Nouveau rebondissement dans le feuilleton de l’année. Veolia a lancé ce lundi une OPA, contestée quelques minutes après par Suez devant le tribunal de Nanterre. Le candidat à la reprise devra encore patienter pour obtenir les 70,1 % restants du capital.

La bataille entre les deux groupes n’en finit pas. Veolia a annoncé le 7 février, "le dépôt d’une offre publique d’achat sur l’ensemble du capital de Suez, au prix de 18 euros par action". Cette OPA fait suite au dégel, quelques jours auparavant, par le tribunal de Nanterre, des droits de vote des 29,9 % du capital acquis auprès d’Engie. Si la nouvelle n’est pas surprenante, elle s’inscrit cependant en porte-à-faux des promesses délivrées et notamment à l’engagement d’amicalité prévu par les deux acteurs pour la réalisation de cette opération. 

L’abandon des faux-semblants

Ce revirement peut s’expliquer par les récentes relations entretenues par les dirigeants des deux groupes, Bertrand Camus et Antoine Frérot. Ce dernier, président directeur général de Veolia, soupçonne des manœuvres destinées à "gagner du temps" du côté de son concurrent qui serait en discussion avec un consortium de financiers mené par le fonds Ardian. Après leur rencontre de vendredi, M. Camus, directeur général de Suez, affirmait ne pas souhaiter couper court à ces discussions, un préalable pourtant nécessaire pour que les deux géants puissent entamer une négociation amiable.

Il devenait alors nécessaire, pour Veolia, de se lancer en premiers dans une opération d’OPA sur son concurrent, avant qu’Ardian ne se positionne.
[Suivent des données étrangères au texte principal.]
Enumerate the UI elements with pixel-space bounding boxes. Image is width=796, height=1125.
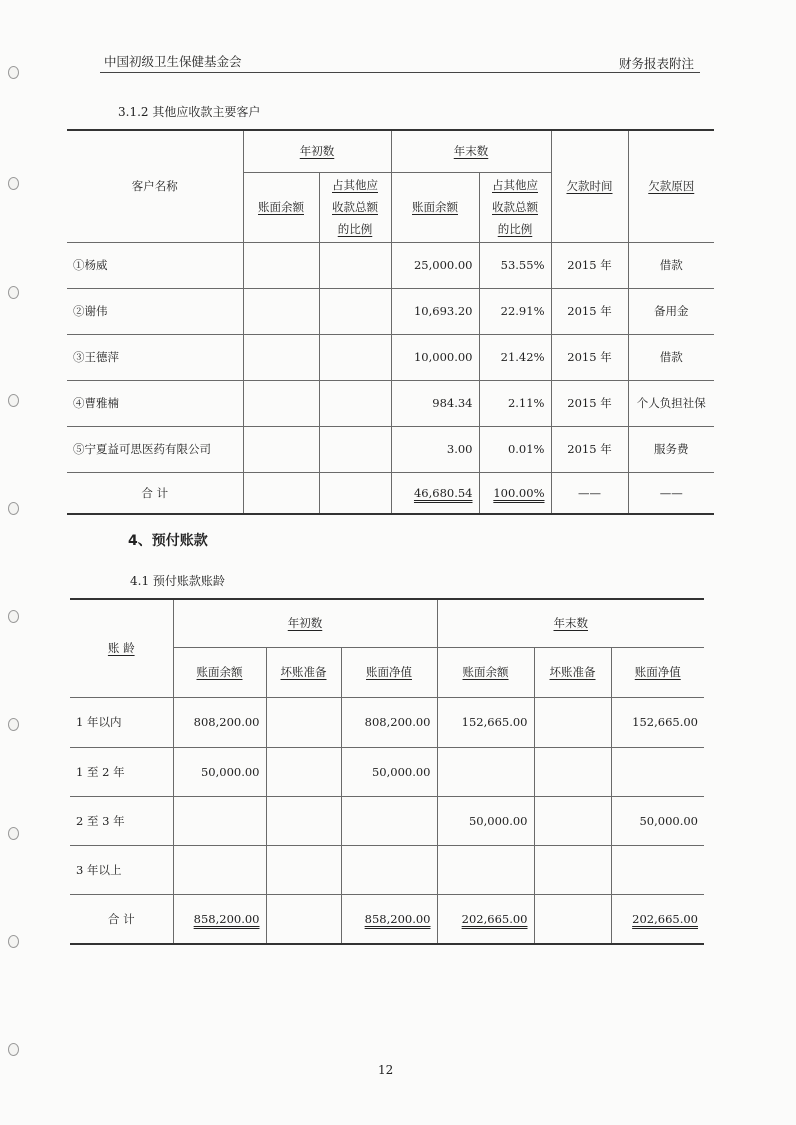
cell-end-bad: [534, 845, 611, 894]
cell-end-ratio: 0.01%: [479, 426, 551, 472]
cell-end-balance: 25,000.00: [391, 242, 479, 288]
col-header-end-balance: 账面余额: [437, 647, 534, 697]
col-header-age: 账 龄: [70, 599, 173, 697]
col-header-begin: 年初数: [243, 130, 391, 172]
header-section: 财务报表附注: [618, 56, 694, 71]
total-begin-net: 858,200.00: [364, 911, 431, 926]
cell-end-net: [611, 747, 704, 796]
col-header-reason: 欠款原因: [628, 130, 714, 242]
cell-begin-ratio: [319, 426, 391, 472]
cell-begin-balance: [173, 845, 266, 894]
binder-hole: [8, 935, 19, 948]
cell-end-balance: 50,000.00: [437, 796, 534, 845]
cell-end-balance: 10,000.00: [391, 334, 479, 380]
cell-begin-net: [341, 796, 437, 845]
cell-reason: 借款: [628, 334, 714, 380]
cell-end-bad: [534, 796, 611, 845]
cell-end-balance: 984.34: [391, 380, 479, 426]
binder-hole: [8, 502, 19, 515]
table-row: [67, 242, 714, 288]
col-header-name: 客户名称: [67, 130, 243, 242]
total-row: [70, 894, 704, 944]
table-row: [67, 426, 714, 472]
col-header-begin-bad: 坏账准备: [266, 647, 341, 697]
cell-name: ④曹雅楠: [67, 380, 243, 426]
cell-age: 2 至 3 年: [70, 796, 173, 845]
table-row: [70, 845, 704, 894]
cell-begin-bad: [266, 796, 341, 845]
cell-end-balance: [437, 845, 534, 894]
col-header-end-bad: 坏账准备: [534, 647, 611, 697]
binder-hole: [8, 177, 19, 190]
total-end-net: 202,665.00: [632, 911, 698, 926]
page-number: 12: [378, 1063, 394, 1077]
cell-begin-ratio: [319, 334, 391, 380]
cell-end-ratio: 53.55%: [479, 242, 551, 288]
cell-begin-bad: [266, 697, 341, 747]
table-row: [70, 697, 704, 747]
cell-begin-balance: 808,200.00: [173, 697, 266, 747]
col-header-end: 年末数: [437, 599, 704, 647]
binder-hole: [8, 66, 19, 79]
total-row: [67, 472, 714, 514]
header-org: 中国初级卫生保健基金会: [104, 54, 242, 69]
cell-begin-balance: [243, 426, 319, 472]
cell-name: ②谢伟: [67, 288, 243, 334]
cell-end-net: [611, 845, 704, 894]
table-row: [70, 796, 704, 845]
binder-hole: [8, 827, 19, 840]
cell-time: 2015 年: [551, 288, 628, 334]
cell-time: 2015 年: [551, 380, 628, 426]
cell-end-ratio: 2.11%: [479, 380, 551, 426]
cell-age: 3 年以上: [70, 845, 173, 894]
cell-end-bad: [534, 697, 611, 747]
total-end-bad: [534, 894, 611, 944]
table-row: [67, 380, 714, 426]
page-header: [100, 52, 700, 73]
cell-end-balance: 152,665.00: [437, 697, 534, 747]
cell-name: ①杨威: [67, 242, 243, 288]
total-begin-balance: 858,200.00: [193, 911, 260, 926]
col-header-end-net: 账面净值: [611, 647, 704, 697]
cell-name: ③王德萍: [67, 334, 243, 380]
t2-title: 4.1 预付账款账龄: [130, 574, 225, 588]
binder-hole: [8, 718, 19, 731]
col-header-end: 年末数: [391, 130, 551, 172]
cell-age: 1 至 2 年: [70, 747, 173, 796]
cell-begin-balance: [243, 380, 319, 426]
cell-begin-ratio: [319, 288, 391, 334]
cell-begin-balance: [173, 796, 266, 845]
cell-end-ratio: 21.42%: [479, 334, 551, 380]
total-end-ratio: 100.00%: [493, 485, 545, 500]
cell-time: 2015 年: [551, 242, 628, 288]
cell-end-balance: [437, 747, 534, 796]
cell-total-label: 合 计: [67, 472, 243, 514]
cell-begin-ratio: [319, 380, 391, 426]
col-header-begin-balance: 账面余额: [173, 647, 266, 697]
col-header-begin-balance: 账面余额: [243, 172, 319, 242]
cell-begin-net: [341, 845, 437, 894]
total-begin-bad: [266, 894, 341, 944]
total-reason: ——: [628, 472, 714, 514]
cell-name: ⑤宁夏益可思医药有限公司: [67, 426, 243, 472]
binder-hole: [8, 394, 19, 407]
binder-hole: [8, 1043, 19, 1056]
table-row: [70, 747, 704, 796]
cell-reason: 备用金: [628, 288, 714, 334]
col-header-time: 欠款时间: [551, 130, 628, 242]
section-heading: 4、预付账款: [128, 533, 208, 549]
cell-begin-net: 50,000.00: [341, 747, 437, 796]
table-row: [67, 288, 714, 334]
cell-begin-bad: [266, 845, 341, 894]
cell-begin-balance: [243, 288, 319, 334]
cell-total-label: 合 计: [70, 894, 173, 944]
cell-begin-balance: [243, 334, 319, 380]
total-end-balance: 46,680.54: [413, 485, 473, 500]
prepayments-aging-table: [70, 598, 704, 945]
cell-begin-ratio: [319, 472, 391, 514]
cell-reason: 借款: [628, 242, 714, 288]
cell-reason: 个人负担社保: [628, 380, 714, 426]
cell-end-net: 152,665.00: [611, 697, 704, 747]
cell-begin-ratio: [319, 242, 391, 288]
cell-time: 2015 年: [551, 426, 628, 472]
cell-end-net: 50,000.00: [611, 796, 704, 845]
col-header-end-balance: 账面余额: [391, 172, 479, 242]
cell-begin-balance: 50,000.00: [173, 747, 266, 796]
t1-title: 3.1.2 其他应收款主要客户: [118, 105, 261, 119]
col-header-begin-ratio: 占其他应 收款总额 的比例: [319, 172, 391, 242]
total-end-balance: 202,665.00: [461, 911, 528, 926]
cell-begin-bad: [266, 747, 341, 796]
col-header-begin-net: 账面净值: [341, 647, 437, 697]
cell-end-ratio: 22.91%: [479, 288, 551, 334]
cell-begin-balance: [243, 242, 319, 288]
cell-time: 2015 年: [551, 334, 628, 380]
cell-age: 1 年以内: [70, 697, 173, 747]
cell-begin-net: 808,200.00: [341, 697, 437, 747]
total-time: ——: [551, 472, 628, 514]
cell-end-bad: [534, 747, 611, 796]
cell-reason: 服务费: [628, 426, 714, 472]
col-header-begin: 年初数: [173, 599, 437, 647]
binder-hole: [8, 286, 19, 299]
binder-hole: [8, 610, 19, 623]
table-row: [67, 334, 714, 380]
cell-begin-balance: [243, 472, 319, 514]
col-header-end-ratio: 占其他应 收款总额 的比例: [479, 172, 551, 242]
cell-end-balance: 10,693.20: [391, 288, 479, 334]
other-receivables-table: [67, 129, 714, 515]
cell-end-balance: 3.00: [391, 426, 479, 472]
Le fonds, qui a toujours soutenu ne pas vouloir s’opposer au groupe d’Antoine Frérot, pouvait jusqu’alors procéder à une OPA à 18 euros sans respecter sa promesse. Il lui faudra désormais entrer dans un jeu d’enchères pour pouvoir réaliser une telle opération, en proposant un prix au moins 2 % plus élevé. Les deux groupes ont donc finalement cessé les faux-semblants. D’un côté Suez qui arguait vouloir d’une OPA en bonne et due forme, démontre aujourd’hui y être opposé et Veolia, qui avait promis une démarche amiable prend les armes. 

Guerre judiciaire et interventionnisme 

En réponse à cette nouvelle tentative, le groupe de Bertrand Camus a saisi le tribunal de Nanterre aux fins de suspendre cette opération. L’ordonnance en référé, émise à 7h23 ce matin, a cependant été précédée, de quelques minutes, par le dépôt de l’offre publique d’achat de Veolia qui affirme donc que leur "offre est valable". L’imbroglio juridique n’est donc pas encore terminé. 

Et comme si la situation ne se suffisait pas à elle-même, le ministre de l’Économie et des finances, Bruno Le Maire est intervenu pour rappeler la nécessité d’une opération amiable. Il a notamment annoncé saisir l’AMF afin de lever le voile sur la "précipitation" de Veolia, appelant les deux groupes à "retrouver le chemin de la raison et du dialogue". Une nouvelle intervention de l’État dans cette opération d’envergure. 

Seules certitudes de cette affaire, Antoine Frérot a réaffirmé qu’il ne comptait pas vendre les 29,9 % que Veolia détenait sur Suez et l’horizon d’une entente amiable semble s’éloigner, d’un côté comme de l’autre.